What if I already have a retrieval pipeline? Can I just use NeMo Retriever Library?

You can use the CLI or Python APIs to perform extraction only, and then consume the results. Using the Python API, results is a list object with one entry. For code examples, refer to the Jupyter notebooks Multimodal RAG with LlamaIndex and Multimodal RAG with LangChain.

Where does NeMo Retriever Library ingest to?

NeMo Retriever Library supports extracting text representations of various forms of content, and ingesting to a vector database. LanceDB stores vectors as local Lance files on disk for the supported ingestion path. You can ingest to other data stores; however, you must configure other data stores yourself. For more information, refer to Vector databases.

How would I process unstructured images?

For images that nemoretriever-page-elements-v3 does not classify as tables, charts, or infographics, you can use our VLM caption task to create a dense caption of the detected image. That caption is then be embedded along with the rest of your content. For more information, refer to Extract Captions from Images.

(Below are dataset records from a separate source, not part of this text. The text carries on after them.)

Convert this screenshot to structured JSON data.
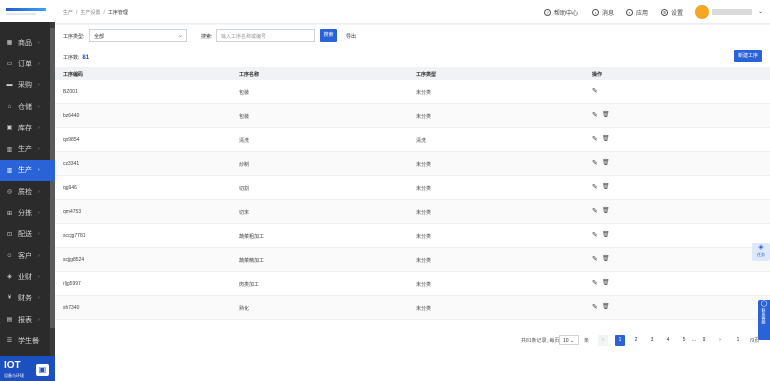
{
  "sidebar": {
    "items": [
      {
        "label": "商品",
        "icon": "grid-icon",
        "active": false
      },
      {
        "label": "订单",
        "icon": "cart-icon",
        "active": false
      },
      {
        "label": "采购",
        "icon": "truck-icon",
        "active": false
      },
      {
        "label": "仓储",
        "icon": "warehouse-icon",
        "active": false
      },
      {
        "label": "库存",
        "icon": "box-icon",
        "active": false
      },
      {
        "label": "生产",
        "icon": "factory-icon",
        "active": false
      },
      {
        "label": "生产",
        "icon": "factory-icon",
        "active": true
      },
      {
        "label": "质检",
        "icon": "check-icon",
        "active": false
      },
      {
        "label": "分拣",
        "icon": "split-icon",
        "active": false
      },
      {
        "label": "配送",
        "icon": "delivery-icon",
        "active": false
      },
      {
        "label": "客户",
        "icon": "user-icon",
        "active": false
      },
      {
        "label": "业财",
        "icon": "finance-icon",
        "active": false
      },
      {
        "label": "财务",
        "icon": "money-icon",
        "active": false
      },
      {
        "label": "报表",
        "icon": "report-icon",
        "active": false
      },
      {
        "label": "学生餐",
        "icon": "meal-icon",
        "active": false
      }
    ],
    "iot": {
      "title": "IOT",
      "subtitle": "设备与环境"
    }
  },
  "header": {
    "breadcrumb": [
      "生产",
      "生产设置",
      "工序管理"
    ],
    "help": "帮助中心",
    "messages": "消息",
    "apps": "应用",
    "settings": "设置"
  },
  "filters": {
    "type_label": "工序类型:",
    "type_value": "全部",
    "search_label": "搜索:",
    "search_placeholder": "输入工序名称或编号",
    "search_button": "搜索",
    "export_button": "导出"
  },
  "main": {
    "count_label": "工序数:",
    "count_value": "81",
    "new_button": "新建工序",
    "columns": [
      "工序编码",
      "工序名称",
      "工序类型",
      "操作"
    ],
    "rows": [
      {
        "code": "BZ001",
        "name": "包装",
        "type": "未分类",
        "deletable": false
      },
      {
        "code": "bz6440",
        "name": "包装",
        "type": "未分类",
        "deletable": true
      },
      {
        "code": "qx9854",
        "name": "清洗",
        "type": "清洗",
        "deletable": true
      },
      {
        "code": "cz3341",
        "name": "炒制",
        "type": "未分类",
        "deletable": true
      },
      {
        "code": "qg946",
        "name": "切割",
        "type": "未分类",
        "deletable": true
      },
      {
        "code": "qm4753",
        "name": "切末",
        "type": "未分类",
        "deletable": true
      },
      {
        "code": "sccjg7781",
        "name": "蔬菜粗加工",
        "type": "未分类",
        "deletable": true
      },
      {
        "code": "scjjg8524",
        "name": "蔬菜精加工",
        "type": "未分类",
        "deletable": true
      },
      {
        "code": "rljg5997",
        "name": "肉类加工",
        "type": "未分类",
        "deletable": true
      },
      {
        "code": "sh7340",
        "name": "熟化",
        "type": "未分类",
        "deletable": true
      }
    ]
  },
  "pagination": {
    "summary": "共81条记录, 每页",
    "page_size": "10",
    "unit": "条",
    "prev": "‹",
    "pages": [
      "1",
      "2",
      "3",
      "4",
      "5",
      "...",
      "9"
    ],
    "next": "›",
    "jump_value": "1",
    "total_pages": "/9页"
  },
  "floating": {
    "task": "任务",
    "contact": "联系客服"
  },
  "colors": {
    "accent": "#2a63d8",
    "sidebar_bg": "#2b2b2b"
  }
}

When should I consider advanced visual parsing?

For scanned documents, or documents with complex layouts, we recommend that you use nemotron-parse. Nemotron parse provides higher-accuracy text extraction. For more information, refer to Nemotron Parse.

Why are the environment variables different between library mode and self-hosted mode?

Self-Hosted Deployments

For self-hosted deployments, you should set the environment variables NGC_API_KEY and NIM_NGC_API_KEY. For more information, refer to Authentication and API keys.

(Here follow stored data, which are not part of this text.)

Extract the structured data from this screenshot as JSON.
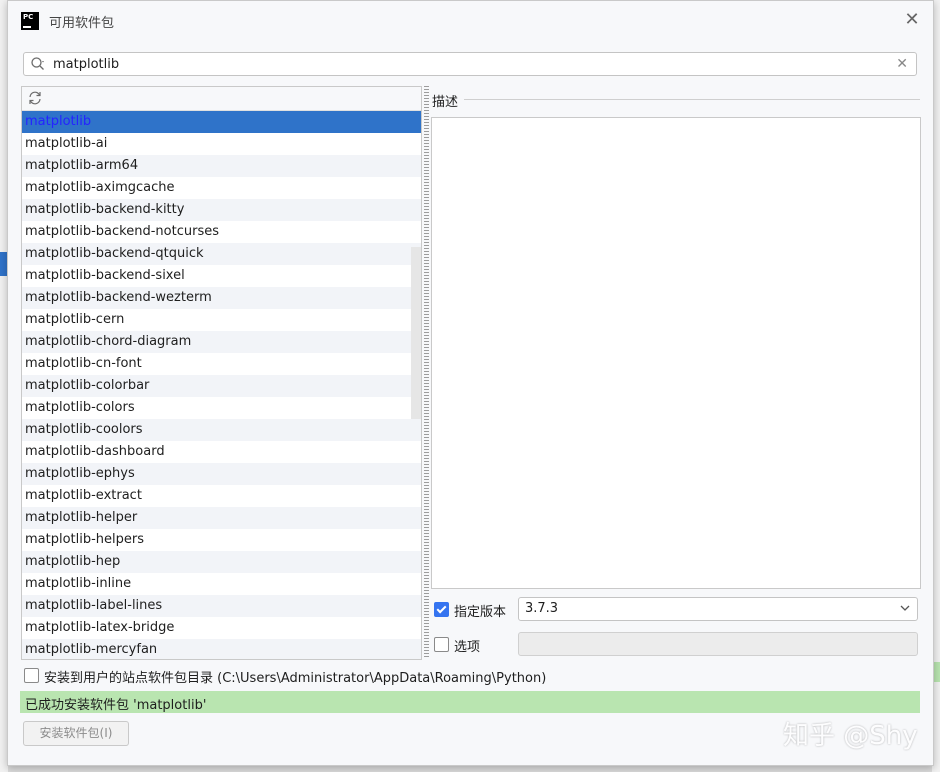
{
  "window": {
    "title": "可用软件包",
    "app_icon_text": "PC"
  },
  "search": {
    "value": "matplotlib"
  },
  "packages": [
    "matplotlib",
    "matplotlib-ai",
    "matplotlib-arm64",
    "matplotlib-aximgcache",
    "matplotlib-backend-kitty",
    "matplotlib-backend-notcurses",
    "matplotlib-backend-qtquick",
    "matplotlib-backend-sixel",
    "matplotlib-backend-wezterm",
    "matplotlib-cern",
    "matplotlib-chord-diagram",
    "matplotlib-cn-font",
    "matplotlib-colorbar",
    "matplotlib-colors",
    "matplotlib-coolors",
    "matplotlib-dashboard",
    "matplotlib-ephys",
    "matplotlib-extract",
    "matplotlib-helper",
    "matplotlib-helpers",
    "matplotlib-hep",
    "matplotlib-inline",
    "matplotlib-label-lines",
    "matplotlib-latex-bridge",
    "matplotlib-mercyfan"
  ],
  "selected_index": 0,
  "description": {
    "label": "描述"
  },
  "version": {
    "checkbox_label": "指定版本",
    "checked": true,
    "value": "3.7.3"
  },
  "options": {
    "checkbox_label": "选项",
    "checked": false,
    "value": ""
  },
  "user_site": {
    "label": "安装到用户的站点软件包目录 (C:\\Users\\Administrator\\AppData\\Roaming\\Python)",
    "checked": false
  },
  "status": {
    "message": "已成功安装软件包 'matplotlib'"
  },
  "install_button": {
    "label": "安装软件包(I)"
  },
  "watermark": "知乎 @Shy",
  "colors": {
    "selection": "#2f73c9",
    "selection_text": "#2424ff",
    "success_bg": "#b9e5b0",
    "checkbox_on": "#3574f0"
  },
  "icons": {
    "refresh": "refresh-icon",
    "search": "search-icon",
    "close": "close-icon",
    "clear": "clear-search-icon",
    "chevron": "chevron-down-icon"
  }
}
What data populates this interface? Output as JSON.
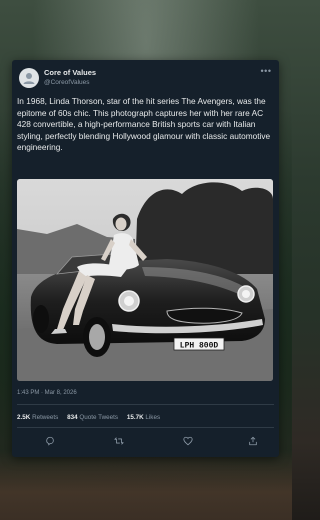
{
  "tweet": {
    "display_name": "Core of Values",
    "handle": "@CoreofValues",
    "more_icon": "more-horizontal-icon",
    "text": "In 1968, Linda Thorson, star of the hit series The Avengers, was the epitome of 60s chic. This photograph captures her with her rare AC 428 convertible, a high-performance British sports car with Italian styling, perfectly blending Hollywood glamour with classic automotive engineering.",
    "photo": {
      "license_plate": "LPH 800D"
    },
    "timestamp": "1:43 PM · Mar 8, 2026",
    "stats": {
      "retweets_count": "2.5K",
      "retweets_label": "Retweets",
      "quotes_count": "834",
      "quotes_label": "Quote Tweets",
      "likes_count": "15.7K",
      "likes_label": "Likes"
    },
    "actions": [
      "reply-icon",
      "retweet-icon",
      "like-icon",
      "share-icon"
    ]
  },
  "colors": {
    "card_bg": "#15202b",
    "primary_text": "#e7e9ea",
    "secondary_text": "#8b98a5",
    "divider": "#2f3b46"
  }
}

For advanced scenarios, you might want to set environment variables for NIM container paths, tags, and batch sizes on the ingestion runtime. Configure them in your Helm values, Kubernetes Secret/ConfigMap, or follow Environment variables. If you use Docker Compose locally for experiments only, see the unsupported developer page docker.md — not a supported deployment substitute for Helm.

Library Mode

For production environments, you should use the provided Helm charts. When you run the NeMo Retriever Library from Python (without those charts), you should set the environment variable NVIDIA_API_KEY. This is because the NeMo Retriever containers and the NeMo Retriever services running inside them do not have access to arbitrary variables on your laptop or jump host unless you inject them into the workload (for example via Helm, Secret, or the client environment as documented on Deployment options and Authentication and API keys).

For advanced scenarios, you might want to use library mode with self-hosted NIM instances. You can set custom endpoints for each NIM. For examples of *_ENDPOINT variables, refer to Environment variables and the Helm chart README.

When you explicitly configure remote NIM endpoints in Python library mode, graph ingestion raises a GraphIngestionError if a stage reports row-level connection or inference errors. This makes unreachable services visible to callers instead of returning a DataFrame that looks successful. To intentionally keep partial results with row-level error payloads, pass error_policy="collect" to GraphIngestor or create_ingestor.

What parameters or settings can I adjust to optimize extraction from my documents or data?

Refer to Evaluate on your data for extraction tuning and optimization guidance.

You can configure the extract, caption, and other tasks—including which content types to extract—using the Python API guide (create_ingestor and GraphIngestor). For PDF element selection, refer to Extract Specific Elements from PDFs.

To generate captions for images, use code similar to the following. For more information, refer to Extract Captions from Images.

from pathlib import Path

from nemo_retriever import create_ingestor

documents = [str(Path("data/multimodal_test.pdf"))]
ingestor = create_ingestor(run_mode="batch")
ingestor = ingestor.files(documents).extract().caption().embed()